Dopo gli annunci delle scorse settimane, ora è ufficiale: da domani, lunedì 30 marzo, alcune aziende italiane di moda e di igiene personale avvieranno la produzione di mascherine che verranno destinate a coprire, tramite l’aiuto della Protezione civile, il fabbisogno delle regioni italiane. A darne comunicazione è Domenico Arcuri, commissario straordinario all'emergenza Covid-19: "Come avevamo annunciato nei giorni scorsi, da domani parte una prima importante quota di produzione italiana di mascherine".

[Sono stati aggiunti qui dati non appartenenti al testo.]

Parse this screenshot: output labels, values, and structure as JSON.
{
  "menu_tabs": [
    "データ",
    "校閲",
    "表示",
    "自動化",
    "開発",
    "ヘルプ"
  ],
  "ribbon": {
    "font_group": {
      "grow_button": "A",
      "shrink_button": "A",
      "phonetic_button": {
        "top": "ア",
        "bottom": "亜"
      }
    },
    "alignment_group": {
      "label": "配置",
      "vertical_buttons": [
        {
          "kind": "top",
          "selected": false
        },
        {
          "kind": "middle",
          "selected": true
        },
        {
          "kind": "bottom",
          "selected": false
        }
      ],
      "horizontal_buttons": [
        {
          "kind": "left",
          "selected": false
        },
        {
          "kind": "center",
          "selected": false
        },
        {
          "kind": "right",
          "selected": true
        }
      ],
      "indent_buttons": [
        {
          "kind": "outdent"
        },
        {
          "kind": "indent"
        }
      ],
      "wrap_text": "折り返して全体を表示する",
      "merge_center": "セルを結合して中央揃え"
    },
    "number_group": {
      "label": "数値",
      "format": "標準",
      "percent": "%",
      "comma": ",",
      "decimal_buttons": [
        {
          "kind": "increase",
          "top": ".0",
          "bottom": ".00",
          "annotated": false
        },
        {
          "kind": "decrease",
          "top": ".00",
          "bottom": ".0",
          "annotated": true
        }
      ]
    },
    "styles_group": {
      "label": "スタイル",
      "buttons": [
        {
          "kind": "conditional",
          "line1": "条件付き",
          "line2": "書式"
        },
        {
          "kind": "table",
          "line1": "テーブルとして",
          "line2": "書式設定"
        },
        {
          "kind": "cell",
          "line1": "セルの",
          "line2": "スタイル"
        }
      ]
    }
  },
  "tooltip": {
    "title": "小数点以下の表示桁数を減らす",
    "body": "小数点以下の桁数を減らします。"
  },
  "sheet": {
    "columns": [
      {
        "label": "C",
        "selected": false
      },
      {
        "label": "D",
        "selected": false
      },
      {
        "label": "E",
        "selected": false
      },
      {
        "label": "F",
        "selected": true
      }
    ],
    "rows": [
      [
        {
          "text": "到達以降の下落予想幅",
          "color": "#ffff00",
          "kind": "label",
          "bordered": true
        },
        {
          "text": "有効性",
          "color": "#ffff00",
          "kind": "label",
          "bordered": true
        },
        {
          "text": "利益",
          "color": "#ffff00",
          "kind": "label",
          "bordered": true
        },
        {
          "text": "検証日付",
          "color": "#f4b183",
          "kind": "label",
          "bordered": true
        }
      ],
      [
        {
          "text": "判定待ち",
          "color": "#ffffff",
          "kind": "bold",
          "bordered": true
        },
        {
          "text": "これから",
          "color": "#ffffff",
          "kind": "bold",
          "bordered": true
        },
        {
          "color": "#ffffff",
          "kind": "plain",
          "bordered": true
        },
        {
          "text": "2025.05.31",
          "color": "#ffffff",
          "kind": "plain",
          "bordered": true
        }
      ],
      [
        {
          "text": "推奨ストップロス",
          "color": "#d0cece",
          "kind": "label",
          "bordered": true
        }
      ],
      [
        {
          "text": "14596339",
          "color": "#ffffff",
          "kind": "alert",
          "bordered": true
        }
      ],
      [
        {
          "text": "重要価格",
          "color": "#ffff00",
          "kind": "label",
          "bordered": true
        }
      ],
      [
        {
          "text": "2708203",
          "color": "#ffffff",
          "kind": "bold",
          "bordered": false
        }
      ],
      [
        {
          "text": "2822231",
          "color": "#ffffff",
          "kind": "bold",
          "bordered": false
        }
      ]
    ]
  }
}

Le mascherine saranno prodotte da 25 aziende di moda

Il risultato, a cui si è giunti grazie alla collaborazione delle aziende coinvolte, dell’Istituto Superiore di Sanità e di alcune università italiane, è stato dichiarato dallo stesso Arcuri "rilevante al fine di rendere la nazione sempre meno dipendente dalle importazioni di mascherine da altri Paesi". L’attività di produzione vedrà impegnate 25 aziende del settore della moda, che mirano alla creazione di 200.000 mascherine al giorno per la prima settimana, che potrebbero passare a 500.000 dalla prossima e a 700.000 da quella successiva. Alle aziende di moda si aggiungeranno anche quelle di produzione di materiale per l’igiene personale, che inizieranno da domani col produrre 150.000 unità al giorno, con l’obiettivo anch’esse di intensificare il processo produttivo fino a 750.000 al giorno. L’intervento del governo nella produzione di materiale sanitario per far fronte all’emergenza italiana arriva dopo quello, spontaneo, di alcuni tra i più importanti marchi italiani di moda. Già da qualche giorno, ad esempio, il Gruppo Armani ha annunciato la conversione di alcuni stabilimenti nella produzione di camici monouso destinati agli ospedali.